Large video models, pretrained on massive amounts of Internet video, provide a rich source of physical knowledge about the dynamics and motions of objects and tasks. However, video models are not grounded in the embodiment of an agent, and do not describe how to actuate the world to reach the visual states depicted in a video. To tackle this problem, current methods use a separate vision-based inverse dynamic model trained on embodiment-specific data to map image states to actions. Gathering data to train such a model is often expensive and challenging, and this model is limited to visual settings similar to the ones in which data are available. In this paper, we investigate how to directly ground video models to continuous actions through self-exploration in the embodied environment -- using generated video states as visual goals for exploration. We propose a framework that uses trajectory level action generation in combination with video guidance to enable an agent to solve complex tasks without any external supervision, e.g., rewards, action labels, or segmentation masks. We validate the proposed approach on 8 tasks in Libero, 6 tasks in MetaWorld, 4 tasks in Calvin, and 12 tasks in iThor Visual Navigation. We show how our approach is on par with or even surpasses multiple behavior cloning baselines trained on expert demonstrations while without requiring any action annotations.

Figures (22)

• Figure 1: Grounding Video Models to Actions. Our approach learns to ground a large pretrained video model into continuous actions through goal-directed exploration in the environment. Given a synthesized video, a goal-conditioned policy attempts to reach each visual goal in the video, with data in the resulting real-world execution saved in a replay buffer to train the goal-conditioned policy.

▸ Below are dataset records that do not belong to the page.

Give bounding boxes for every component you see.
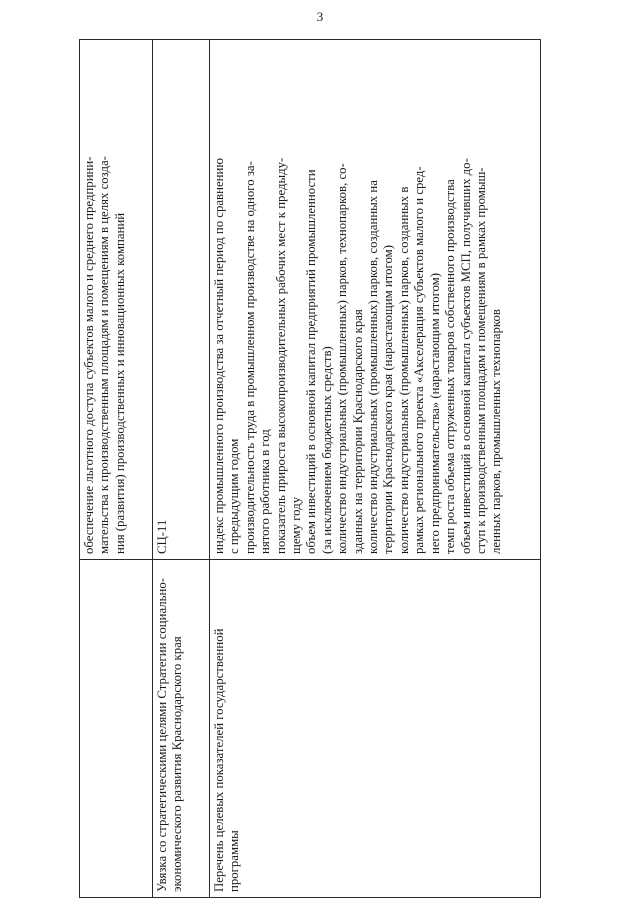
value-line: нятого работника в год xyxy=(258,429,273,554)
value-line: объем инвестиций в основной капитал субъектов МСП, получивших до- xyxy=(458,158,473,554)
row-label-cell: Увязка со стратегическими целями Стратегии социально-экономического развития Краснодарского края xyxy=(153,560,210,898)
value-line: СЦ-11 xyxy=(155,519,169,554)
table-row xyxy=(153,40,210,898)
row-value-cell xyxy=(80,40,153,560)
value-line: объем инвестиций в основной капитал предприятий промышленности xyxy=(304,169,319,554)
value-line: ленных парков, промышленных технопарков xyxy=(489,309,504,554)
rotated-table-container xyxy=(79,40,540,898)
value-line: обеспечение льготного доступа субъектов малого и среднего предприни- xyxy=(82,156,96,554)
table-row xyxy=(210,40,541,898)
value-line: зданных на территории Краснодарского края xyxy=(350,309,365,554)
row-value-cell xyxy=(153,40,210,560)
value-line: рамках регионального проекта «Акселерация субъектов малого и сред- xyxy=(412,166,427,554)
value-line: ния (развития) производственных и инновационных компаний xyxy=(112,212,127,554)
value-line: производительность труда в промышленном производстве на одного за- xyxy=(242,161,257,554)
table-body xyxy=(80,40,541,898)
value-line: показатель прироста высокопроизводительных рабочих мест к предыду- xyxy=(273,157,288,554)
table-row xyxy=(80,40,153,898)
value-line: индекс промышленного производства за отчетный период по сравнению xyxy=(212,158,226,554)
page-number: 3 xyxy=(316,9,324,24)
value-line: ступ к производственным площадям и помещениям в рамках промыш- xyxy=(473,167,488,554)
value-line: с предыдущим годом xyxy=(227,438,242,554)
value-line: количество индустриальных (промышленных) парков, созданных на xyxy=(366,180,381,554)
row-label-cell xyxy=(80,560,153,898)
value-line: щему году xyxy=(289,496,304,554)
program-passport-table xyxy=(79,39,541,898)
value-line: количество индустриальных (промышленных) парков, созданных в xyxy=(396,186,411,554)
value-line: (за исключением бюджетных средств) xyxy=(319,346,334,554)
value-line: мательства к производственным площадям и помещениям в целях созда- xyxy=(97,156,112,554)
value-line: темп роста объема отгруженных товаров собственного производства xyxy=(443,179,458,554)
row-label-cell: Перечень целевых показателей государственной программы xyxy=(210,560,541,898)
value-line: территории Краснодарского края (нарастающим итогом) xyxy=(381,245,396,554)
value-line: него предпринимательства» (нарастающим итогом) xyxy=(427,272,442,554)
value-line: количество индустриальных (промышленных) парков, технопарков, со- xyxy=(335,163,350,554)
row-value-cell xyxy=(210,40,541,560)
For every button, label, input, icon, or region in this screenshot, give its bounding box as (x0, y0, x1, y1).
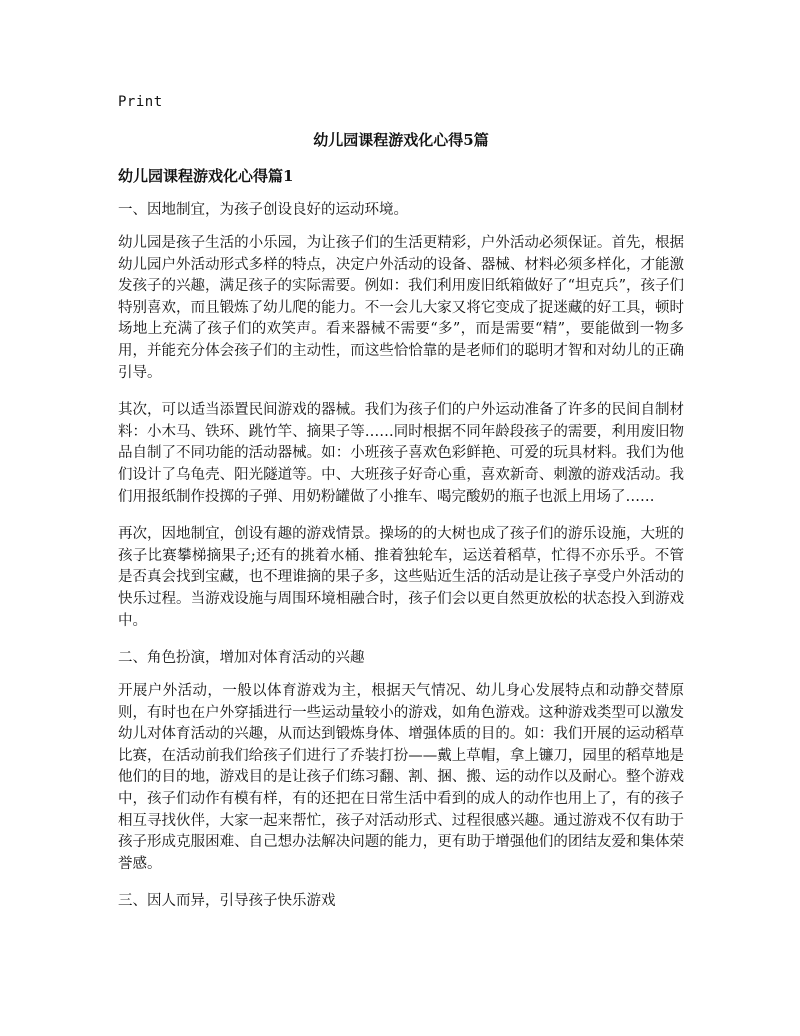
print-label: Print (118, 94, 163, 110)
section-heading-1: 一、因地制宜，为孩子创设良好的运动环境。 (118, 202, 408, 218)
section-heading-3: 三、因人而异，引导孩子快乐游戏 (118, 893, 336, 910)
section-heading-2: 二、角色扮演，增加对体育活动的兴趣 (118, 650, 365, 667)
document-page (118, 92, 684, 924)
document-title: 幼儿园课程游戏化心得5篇 (313, 131, 489, 149)
paragraph: 幼儿园是孩子生活的小乐园，为让孩子们的生活更精彩，户外活动必须保证。首先，根据幼儿园户外活动形式多样的特点，决定户外活动的设备、器械、材料必须多样化，才能激发孩子的兴趣，满足孩子的实际需要。例如：我们利用废旧纸箱做好了“坦克兵”，孩子们特别喜欢，而且锻炼了幼儿爬的能力。不一会儿大家又将它变成了捉迷藏的好工具，顿时场地上充满了孩子们的欢笑声。看来器械不需要“多”，而是需要“精”，要能做到一物多用，并能充分体会孩子们的主动性，而这些恰恰靠的是老师们的聪明才智和对幼儿的正确引导。 (118, 235, 684, 381)
document-subtitle: 幼儿园课程游戏化心得篇1 (118, 167, 294, 185)
paragraph: 开展户外活动，一般以体育游戏为主，根据天气情况、幼儿身心发展特点和动静交替原则，有时也在户外穿插进行一些运动量较小的游戏，如角色游戏。这种游戏类型可以激发幼儿对体育活动的兴趣，从而达到锻炼身体、增强体质的目的。如：我们开展的运动稻草比赛，在活动前我们给孩子们进行了乔装打扮——戴上草帽，拿上镰刀，园里的稻草地是他们的目的地，游戏目的是让孩子们练习翻、割、捆、搬、运的动作以及耐心。整个游戏中，孩子们动作有模有样，有的还把在日常生活中看到的成人的动作也用上了，有的孩子相互寻找伙伴，大家一起来帮忙，孩子对活动形式、过程很感兴趣。通过游戏不仅有助于孩子形成克服困难、自己想办法解决问题的能力，更有助于增强他们的团结友爱和集体荣誉感。 (118, 683, 684, 872)
paragraph: 再次，因地制宜，创设有趣的游戏情景。操场的的大树也成了孩子们的游乐设施，大班的孩子比赛攀梯摘果子;还有的挑着水桶、推着独轮车，运送着稻草，忙得不亦乐乎。不管是否真会找到宝藏，也不理谁摘的果子多，这些贴近生活的活动是让孩子享受户外活动的快乐过程。当游戏设施与周围环境相融合时，孩子们会以更自然更放松的状态投入到游戏中。 (118, 526, 684, 629)
paragraph: 其次，可以适当添置民间游戏的器械。我们为孩子们的户外运动准备了许多的民间自制材料：小木马、铁环、跳竹竿、摘果子等……同时根据不同年龄段孩子的需要，利用废旧物品自制了不同功能的活动器械。如：小班孩子喜欢色彩鲜艳、可爱的玩具材料。我们为他们设计了乌龟壳、阳光隧道等。中、大班孩子好奇心重，喜欢新奇、刺激的游戏活动。我们用报纸制作投掷的子弹、用奶粉罐做了小推车、喝完酸奶的瓶子也派上用场了…… (118, 402, 684, 505)
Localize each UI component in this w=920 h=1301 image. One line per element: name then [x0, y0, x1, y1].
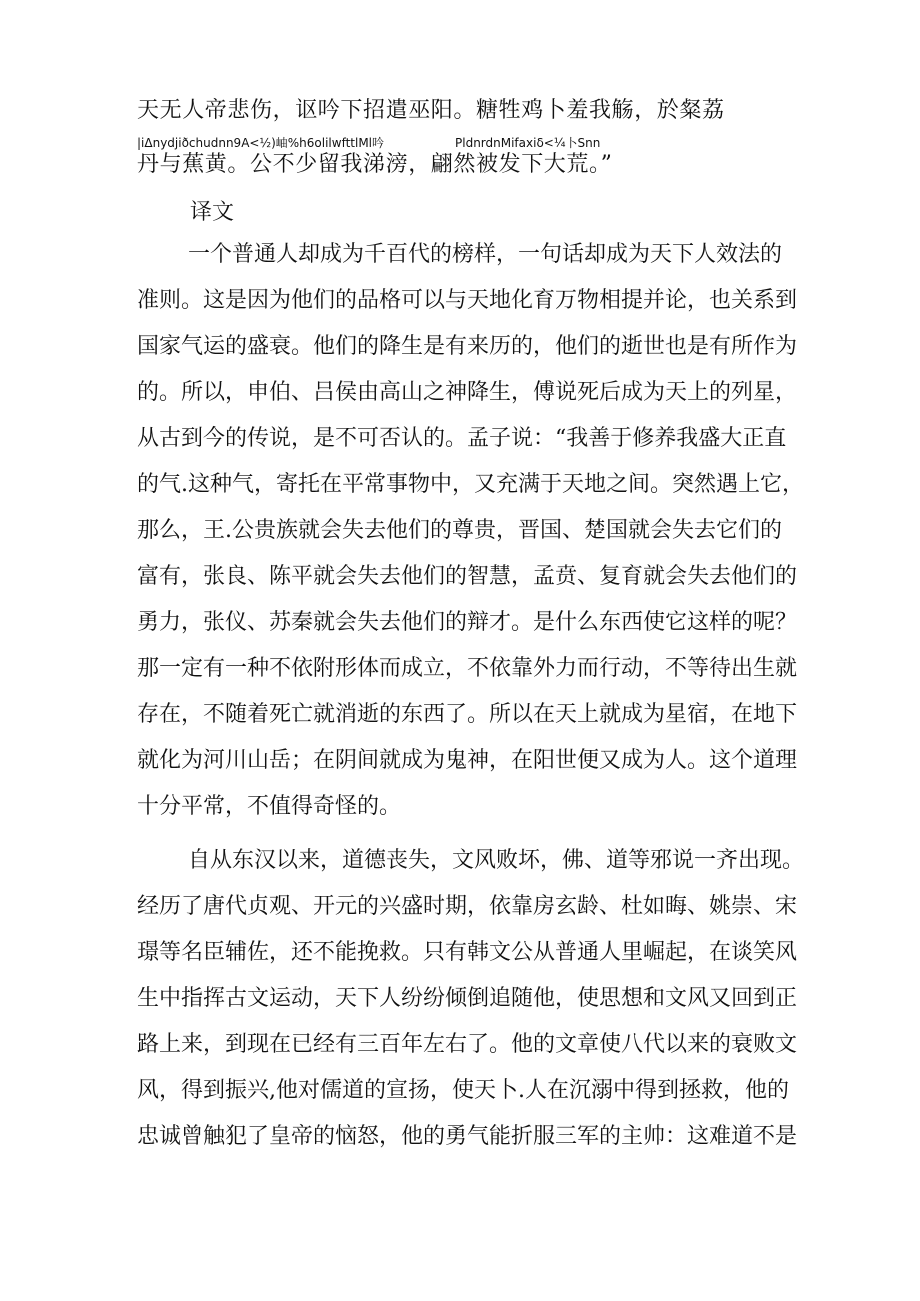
- poem-line-2: 丹与蕉黄。公不少留我涕滂，翩然被发下大荒。”: [137, 152, 613, 177]
- paragraph-1-line: 从古到今的传说，是不可否认的。孟子说：“我善于修养我盛大正直: [137, 426, 787, 451]
- paragraph-1-line: 十分平常，不值得奇怪的。: [137, 794, 402, 819]
- paragraph-1-line: 那么，王.公贵族就会失去他们的尊贵，晋国、楚国就会失去它们的: [137, 518, 782, 543]
- paragraph-2-line: 忠诚曾触犯了皇帝的恼怒，他的勇气能折服三军的主帅：这难道不是: [137, 1124, 798, 1149]
- garbled-text-a: |iΔnydjiðchudnn9A<½)岫%h6olilwfttlMl吟: [137, 136, 385, 150]
- garbled-annotation-line: [137, 132, 777, 152]
- paragraph-1-line: 那一定有一种不依附形体而成立，不依靠外力而行动，不等待出生就: [137, 656, 798, 681]
- paragraph-2-line: 璟等名臣辅佐，还不能挽救。只有韩文公从普通人里崛起，在谈笑风: [137, 940, 798, 965]
- paragraph-1-line: 勇力，张仪、苏秦就会失去他们的辩才。是什么东西使它这样的呢？: [137, 610, 798, 635]
- paragraph-2-line: 风，得到振兴,他对儒道的宣扬，使天卜.人在沉溺中得到拯救，他的: [137, 1078, 789, 1103]
- paragraph-1-line: 国家气运的盛衰。他们的降生是有来历的，他们的逝世也是有所作为: [137, 334, 798, 359]
- paragraph-1-line: 的气.这种气，寄托在平常事物中，又充满于天地之间。突然遇上它，: [137, 472, 804, 497]
- section-heading-translation: 译文: [190, 200, 235, 225]
- paragraph-1-line: 就化为河川山岳；在阴间就成为鬼神，在阳世便又成为人。这个道理: [137, 748, 798, 773]
- paragraph-1-line: 一个普通人却成为千百代的榜样，一句话却成为天下人效法的: [188, 242, 783, 267]
- garbled-text-b: PldnrdnMifaxiδ<¼卜Snn: [455, 136, 601, 150]
- paragraph-2-line: 路上来，到现在已经有三百年左右了。他的文章使八代以来的衰败文: [137, 1032, 798, 1057]
- paragraph-1-line: 存在，不随着死亡就消逝的东西了。所以在天上就成为星宿，在地下: [137, 702, 798, 727]
- paragraph-2-line: 自从东汉以来，道德丧失，文风败坏，佛、道等邪说一齐出现。: [188, 848, 805, 873]
- paragraph-2-line: 生中指挥古文运动，天下人纷纷倾倒追随他，使思想和文风又回到正: [137, 986, 798, 1011]
- poem-line-1: 天无人帝悲伤，讴吟下招遣巫阳。糖牲鸡卜羞我觞，於粲荔: [137, 98, 725, 123]
- paragraph-1-line: 准则。这是因为他们的品格可以与天地化育万物相提并论，也关系到: [137, 288, 798, 313]
- paragraph-2-line: 经历了唐代贞观、开元的兴盛时期，依靠房玄龄、杜如晦、姚崇、宋: [137, 894, 798, 919]
- paragraph-1-line: 的。所以，申伯、吕侯由高山之神降生，傅说死后成为天上的列星，: [137, 380, 798, 405]
- paragraph-1-line: 富有，张良、陈平就会失去他们的智慧，孟贲、复育就会失去他们的: [137, 564, 798, 589]
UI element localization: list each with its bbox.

• Figure 2: Environment Demonstrations. We evaluate our method on three robotic manipulation environments: Libero, Meta-World, Calvin, and one visual navigation environment: iThor, with a total of 30 tasks. Images in (a) and (c) denote the goal object states of a subset of tasks. Images in (b) are randomly sampled start observations of a subset of tasks. In (d), we show the layout for each scene from the agent's view.
• Figure 3: Qualitative Results of task 'put the yellow and white mug to the right plate' in Libero environment. The start states of the robot and objects are randomized in test time. Only a subset of the predicted video frames are shown due to the space limit. Our goal-conditioned policy shown in the bottom right is able to follow the video prediction and finish the task. BC cannot accurately locate the target while AVDC can move to the mug but without the skill of grasping concave objects.
• Figure 3: Quantitative Results of 4 Calvin tasks. Each task requires the agent to manipulate objects located in different regions, especially in open drawer where the policy needs to cover the bottom right boundary of the environment.
• Figure 4: Qualitative Results of task Door-Open in Meta-World environment. The position of the box and robot are randomized in test-time. Only a subset of the predicted video frames are shown due to space limit. Our goal-conditioned policy can follow the subgoals given by the video frames and successfully finish the task. BC misses the handle probably due to the out of training distribution box position and starts to predict random actions. AVDC can move to the handle thanks to the exact given handle location. However, it begins to close the door halfway, probably because of the incorrect flow prediction due to error accumulation or occlusion.